Spring 2015 CSCI 373 Homework 3

Your solution to this assignment should be uploaded to HW 3 on moodle by 11:55 PM on Sunday, 15 February, 2015.

The objective

This assignment has one big objective: Showing that you can write a program following a well documented interface on your own.

The task

The big view

The task is to do a little web scraping. Specifically, to write a program that is started from a command similar to the following:

[…]$ home3sol http://blah.com/blither.html

The program will download the referenced URL, perhaps by connecting to the web server and then search the HTML for hyperlinks. In those cases, the program will print the hyperlink target and the hyperlink text (without any internal tags). For example, if the downloaded page contains the following text:

<p>
This is a repeat of
<a href="../../../Fall2003/363/projects/index.html">CSCI 363
Exercise 2</a> from the Fall 2003 semester.
</p>

Output similar to one of following would be printed.

CSCI 363
Exercise 2
 ==> ../../../Fall2003/363/projects/index.html
CSCI 363 Exercise 2
 ==> ../../../Fall2003/363/projects/index.html

Is that really possible?

Yes! And it isn’t that hard because there is a Python module HTMLParser that does all the hard work. Remember the objective: following a well documented interface on your own. Your need to read the HTMLParser documentations and look at some examples before you start programming.

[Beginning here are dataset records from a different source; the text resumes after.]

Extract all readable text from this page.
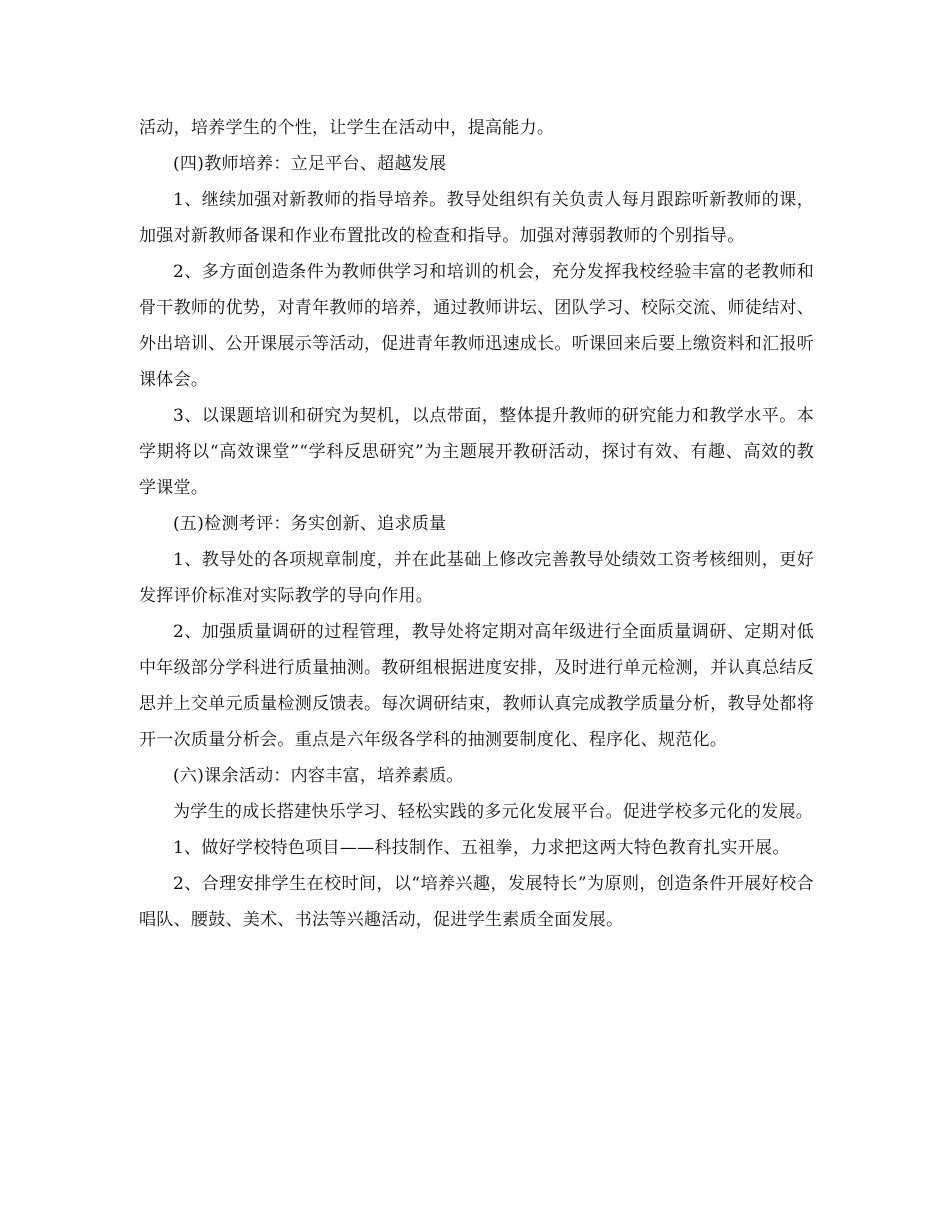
活动，培养学生的个性，让学生在活动中，提高能力。

(四)教师培养：立足平台、超越发展

1、继续加强对新教师的指导培养。教导处组织有关负责人每月跟踪听新教师的课，加强对新教师备课和作业布置批改的检查和指导。加强对薄弱教师的个别指导。

2、多方面创造条件为教师供学习和培训的机会，充分发挥我校经验丰富的老教师和骨干教师的优势，对青年教师的培养，通过教师讲坛、团队学习、校际交流、师徒结对、外出培训、公开课展示等活动，促进青年教师迅速成长。听课回来后要上缴资料和汇报听课体会。

3、以课题培训和研究为契机，以点带面，整体提升教师的研究能力和教学水平。本学期将以“高效课堂”“学科反思研究”为主题展开教研活动，探讨有效、有趣、高效的教学课堂。

(五)检测考评：务实创新、追求质量

1、教导处的各项规章制度，并在此基础上修改完善教导处绩效工资考核细则，更好发挥评价标准对实际教学的导向作用。

2、加强质量调研的过程管理，教导处将定期对高年级进行全面质量调研、定期对低中年级部分学科进行质量抽测。教研组根据进度安排，及时进行单元检测，并认真总结反思并上交单元质量检测反馈表。每次调研结束，教师认真完成教学质量分析，教导处都将开一次质量分析会。重点是六年级各学科的抽测要制度化、程序化、规范化。

(六)课余活动：内容丰富，培养素质。

为学生的成长搭建快乐学习、轻松实践的多元化发展平台。促进学校多元化的发展。

1、做好学校特色项目——科技制作、五祖拳，力求把这两大特色教育扎实开展。

2、合理安排学生在校时间，以“培养兴趣，发展特长”为原则，创造条件开展好校合唱队、腰鼓、美术、书法等兴趣活动，促进学生素质全面发展。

Remember that the syllabus requires you to “cite any sources, including the work or advice of other students, used in completing their assignments”.

Do I really have to use the socket stuff?

You can use Python’s urllib2 module if you wish.

Grading

Your program should to be well-written and well-documented. They are also expected to be robust with the following exception: If the URL has illegal URL, your program is allowed to go down in flames. In order to receive more than 50%, your program must demonstrate that it has been tested. In order to receive more than 25%, your program must be written in legal Python.